Stopping just short of saying that demonetisation could have been better planned, former RBI governor Raghuram Rajan called for strong measures to tackle bad loans and debts in the banking sector which are holding back economic growth.
Rajan also said that "double-digit economic growth" would be "hard to achieve" without considerable efforts to improve quality of country's education system and skill-building initiatives.
The former RBI governors' remark came at a time when India's Gross Domestic Product (GDP) growth during the first quarter (April-June) of financial year 2017-18 was recorded at 5.7 per cent. The GDP growth rate for the same quarter last year was 7.9 per cent.
He said the GST would yield positive results in the long run.
"I think on the positive side, a number of reforms have been undertaken, some of which, like GST, may have a short-term negative effect, but hopefully in the longer run, will have a very positive effect," he said in an interview to HT.
"We have undertaken reforms. We have established a little bit of a reputation for doing the reforms," he added.
Speaking on the demonetisation, Rajan said the process of introducing new notes to replace the withdrawn currency had begun in May.
" We had started the process of designing the new notes. The new notes - 2000, 500 and a new 1,000 - had been approved in May. To say none was done would be incorrect. But a monetary economist would've liked for all the notes to replaced at one go," he said in an interview to NDTV.

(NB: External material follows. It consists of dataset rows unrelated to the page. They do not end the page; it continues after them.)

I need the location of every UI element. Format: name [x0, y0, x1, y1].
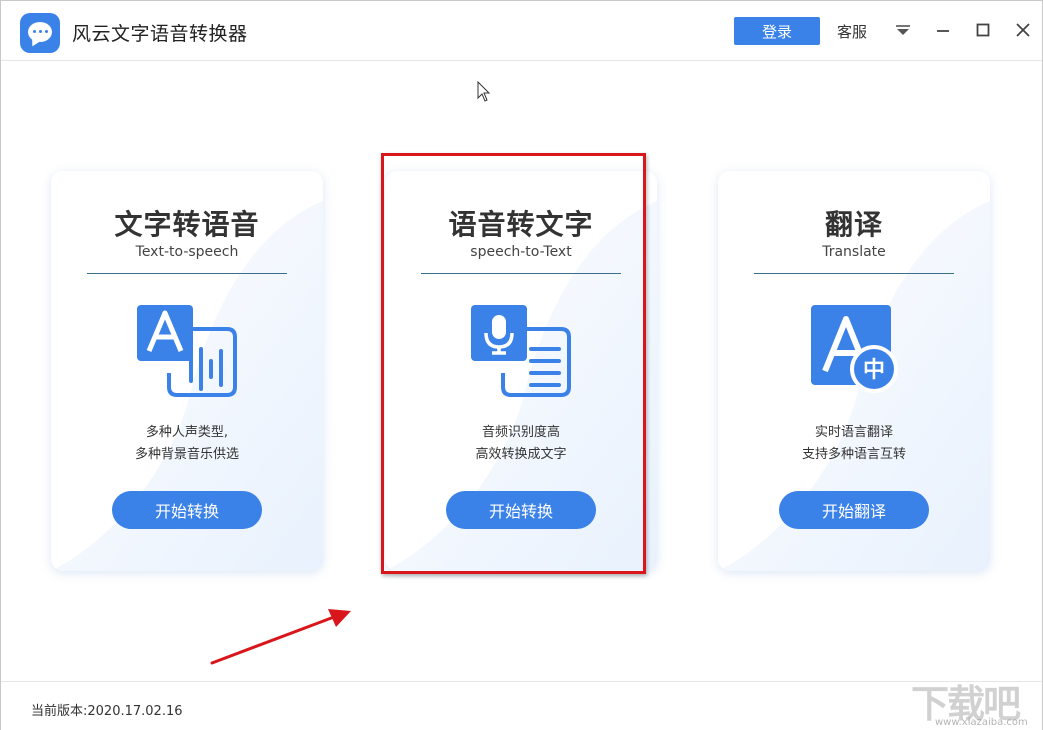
- chat-bubble-icon: [20, 13, 60, 53]
- card-title: 翻译: [824, 208, 883, 241]
- watermark-logo: 下载吧 www.xiazaiba.com: [907, 673, 1042, 730]
- start-translate-button[interactable]: 开始翻译: [779, 491, 929, 529]
- login-button[interactable]: 登录: [734, 17, 820, 45]
- translate-icon: 中: [811, 305, 898, 393]
- text-to-speech-icon: [137, 305, 237, 397]
- card-desc-line: 实时语言翻译: [814, 425, 893, 440]
- translate-icon-glyph: 中: [863, 358, 885, 383]
- card-divider: [754, 273, 954, 274]
- status-footer: 当前版本:2020.17.02.16: [1, 681, 1042, 730]
- card-description: 多种人声类型, 多种背景音乐供选: [51, 422, 323, 466]
- close-icon[interactable]: [1013, 20, 1033, 40]
- app-title: 风云文字语音转换器: [72, 23, 248, 45]
- mouse-cursor-icon: [477, 81, 491, 102]
- dropdown-menu-icon[interactable]: [893, 20, 913, 40]
- card-desc-line: 多种人声类型,: [145, 425, 229, 440]
- card-translate[interactable]: 翻译 Translate 中 实时语言翻译 支持多种语言互转 开始翻译: [718, 171, 990, 571]
- card-title: 文字转语音: [114, 208, 260, 241]
- card-divider: [87, 273, 287, 274]
- annotation-highlight-box: [381, 153, 646, 574]
- card-text-to-speech[interactable]: 文字转语音 Text-to-speech 多种人声类型, 多种背景音乐供选 开始…: [51, 171, 323, 571]
- version-label: 当前版本:: [31, 704, 88, 719]
- title-bar: 风云文字语音转换器 登录 客服: [1, 1, 1042, 61]
- app-window: 风云文字语音转换器 登录 客服 文字转语音 Text-to-speech 多种人…: [0, 0, 1043, 730]
- card-description: 实时语言翻译 支持多种语言互转: [718, 422, 990, 466]
- maximize-icon[interactable]: [973, 20, 993, 40]
- version-info: 当前版本:2020.17.02.16: [31, 700, 183, 719]
- card-subtitle: Text-to-speech: [135, 244, 239, 260]
- customer-service-link[interactable]: 客服: [837, 21, 867, 42]
- minimize-icon[interactable]: [933, 20, 953, 40]
- version-value: 2020.17.02.16: [87, 704, 183, 719]
- watermark-url: www.xiazaiba.com: [935, 717, 1028, 728]
- card-desc-line: 支持多种语言互转: [801, 447, 906, 462]
- card-desc-line: 多种背景音乐供选: [134, 447, 239, 462]
- annotation-arrow-icon: [210, 609, 351, 665]
- start-convert-button[interactable]: 开始转换: [112, 491, 262, 529]
- card-subtitle: Translate: [822, 244, 886, 260]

When asked if the government should have gone ahead with the note ban, he said, "We don't yet know the full effects of demonetisation. Based on information that we have now, ignoring future dividends, the answer is fairly obvious."
He also said businesses which were predominantly cash dependent and operating on thin profit margins took a major hit due to the note ban.

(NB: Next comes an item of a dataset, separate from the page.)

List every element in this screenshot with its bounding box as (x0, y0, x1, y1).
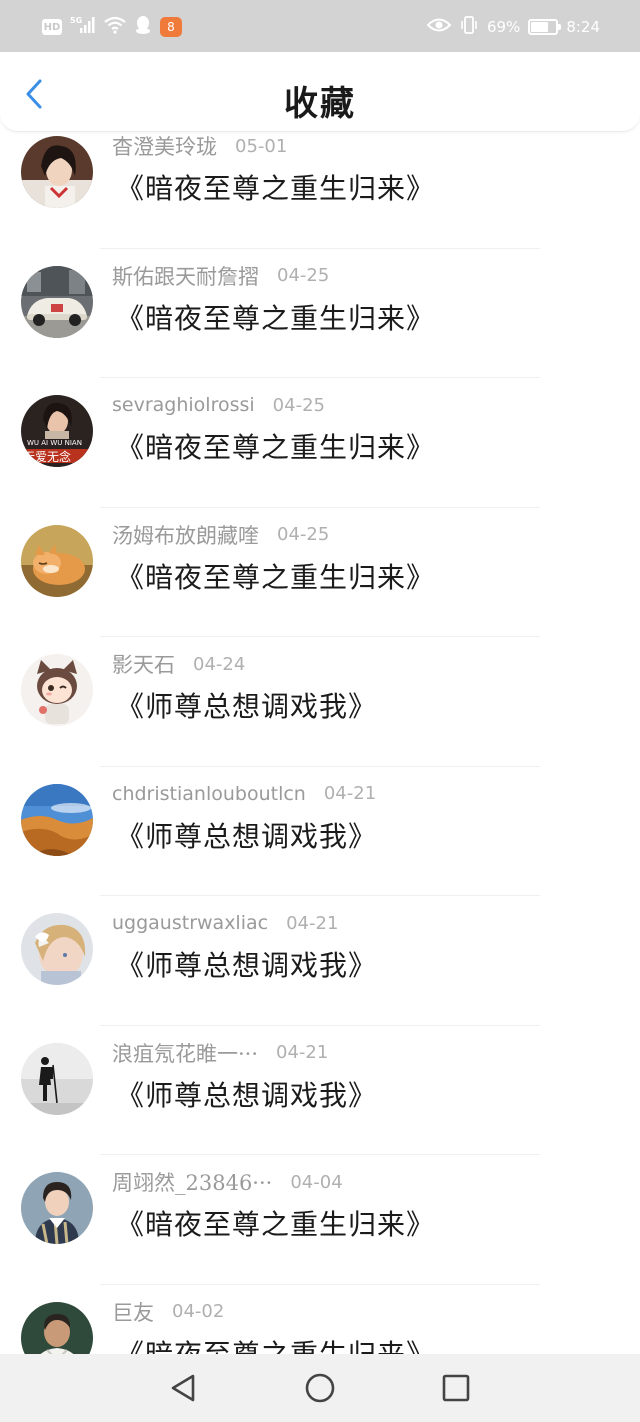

"If you're not prepared on Day 1 with all the currency that's being replaced - currency is important for economic activity - you will have a chilling of economic activity. You would see a dramatic slowdown of economic activity," he told NDTV..

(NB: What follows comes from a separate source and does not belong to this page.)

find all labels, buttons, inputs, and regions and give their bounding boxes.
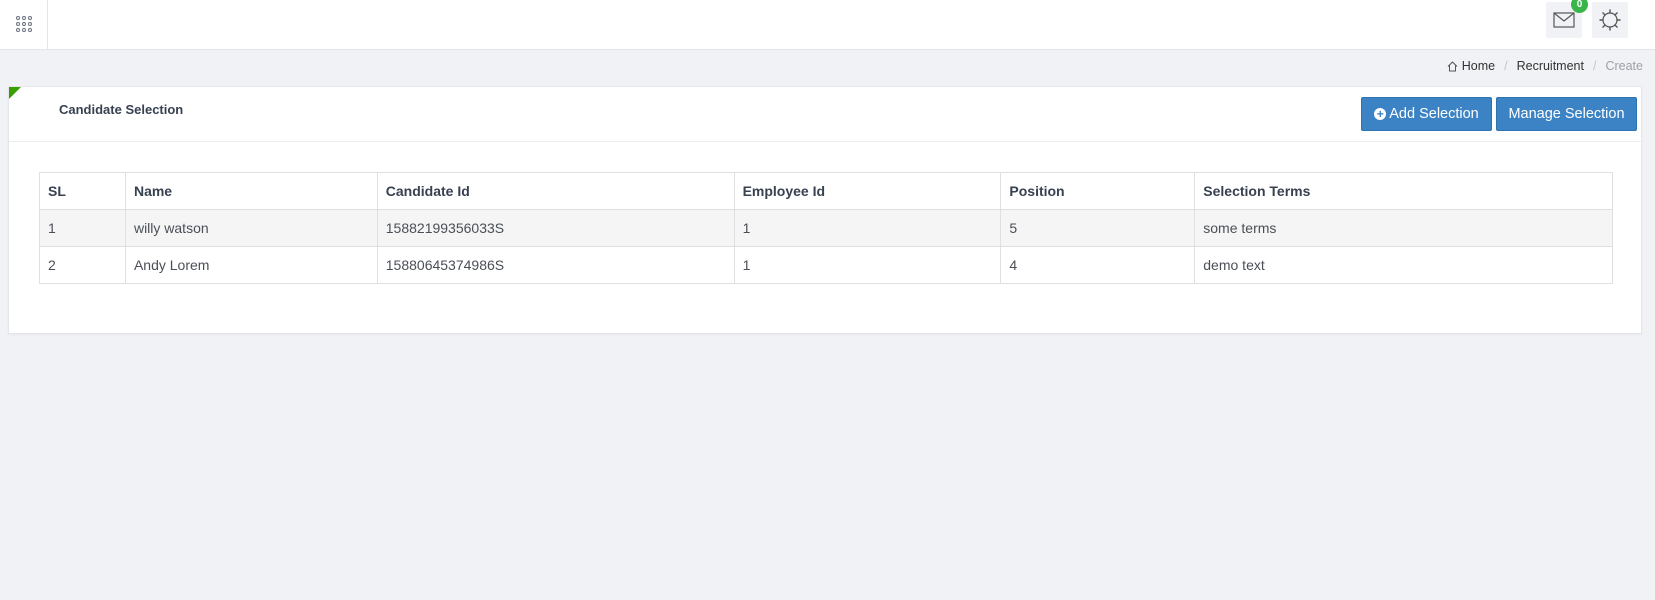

"A second factor that you to worry about is putting some companies that operate on thin margins out of business. Sales plummet, they can't ride out the storm, they go out of business. Third element is effects on investor sentiment. If there is a concern it is long-drawn out process, there can be concerns of how it will affect consumption," he added.
On his two-year extension as the RBI governor, Rajan said that the government did not offer him a new contract. He also denied rumours that he refused to continue as RBI Governor because the Chicago University had denied him more leaves.